Dandy. This is a horse of a different color. When you have a fuse that continues to blow, my trick is to replace that fuse with a light bulb. When the short is present and the circuit is turned on, the bulb will be full, normal brightness, and hot, so be careful to not lay it against anything that will melt or burn. When you do something to eliminate or isolate the short, the bulb will become dimmer or go out. That bulb will also limit current in that circuit to a safe level to protect the wiring.

The items needed are shown in the third drawing. I drew a common 3157 brake light bulb. That limits current to one amp. With such a small bulb, once the short is gone, the circuit will resume trying to work, but the bulb is going to prevent normal operation. If you want to, you can substitute a head light bulb for this procedure. Those will allow up to five to six amps of current flow. That is plenty to allow lights to light up enough to see them working, or for a motor to run slowly.
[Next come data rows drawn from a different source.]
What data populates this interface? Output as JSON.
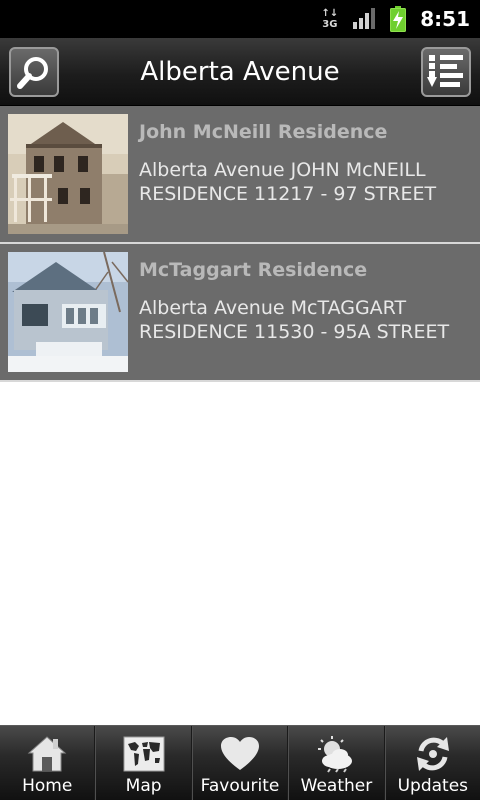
{
  "status_bar": {
    "network_top": "↑↓",
    "network_type": "3G",
    "time": "8:51"
  },
  "header": {
    "title": "Alberta Avenue",
    "search_icon": "search-icon",
    "sort_icon": "sort-list-icon"
  },
  "list": {
    "items": [
      {
        "title": "John McNeill Residence",
        "description": "Alberta Avenue JOHN McNEILL RESIDENCE 11217 - 97 STREET",
        "image": "sepia-two-storey-brick-house-photo"
      },
      {
        "title": "McTaggart Residence",
        "description": "Alberta Avenue McTAGGART RESIDENCE 11530 - 95A STREET",
        "image": "blue-bungalow-with-porch-photo"
      }
    ]
  },
  "tabs": [
    {
      "label": "Home",
      "icon": "home-icon"
    },
    {
      "label": "Map",
      "icon": "map-icon"
    },
    {
      "label": "Favourite",
      "icon": "heart-icon"
    },
    {
      "label": "Weather",
      "icon": "weather-icon"
    },
    {
      "label": "Updates",
      "icon": "refresh-icon"
    }
  ],
  "colors": {
    "list_background": "#6b6b6b",
    "title_text": "#b9b9b9",
    "battery_green": "#6fcf2f"
  }
}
The easiest way to connect the bulb is with a pair of clip leads and a pair of generic, universal spade-type terminals. You can find a dozen clip leads for about three dollars at Harbor Freight Tools. These are available in different sizes. Stick with the smallest ones to insure the alligator clip will fit inside the terminal.

To buy the terminals, you'll end up buying a box of typically 50 or more. Instead, any electronic hobbyist will have many of these lying around. The spade end should be no fatter than the terminals on the fuse. It's common for the wire end to be too small in diameter for the alligator clip to fit in. The blue terminal has the insulating barrel removed by twisting it off. Now just stick the terminals in that way, and clip the alligator clips to them. The fourth drawing shows the terminals inserted in the fuse box terminals. In the fifth drawing, a clip lead has been connected to each terminal, and in the sixth drawing the light bulb has been added.

If the test bulb is dim or off, you'll need to do something to make the short occur. That can include opening and closing doors, tapping on the body with a rubber hammer, and wiggling wiring harnesses. When the bulb flashes full brightness, you're in the area of the short. Look for wiring harnesses that fell down onto hot exhaust or engine parts, and for a harness that is draped over the sharp edge of a metal bracket.

If the short is constant with the bulb always at full brightness, a better approach is to unplug various connectors and items until the short goes away. For some reason they don't want to show the fuse box layout to verify we're looking at the same fuse, but I did find it from your description, in the wiring diagrams. The seventh drawing just shows the fuse box location for anyone else researching this problem. The eight diagram is the part with the fuse you're working with. I added a red arrow pointing to it. The blue arrows are pointing to the systems fed by that fuse, and they do include the truck that you mentioned.

To help you get started with isolating different parts of the circuits, I saw the two connectors I have the orange arrows pointing to. If you can find them and unplug them, that will remove those parts of the circuit. If the short is on either of those circuits, unplugging them will make the test bulb get dim or go out. The last two drawings show where those two plugs are located. The notations suggest you're going to have just one of them, depending on the options on the car.

See how far you get now, and let me know what you find.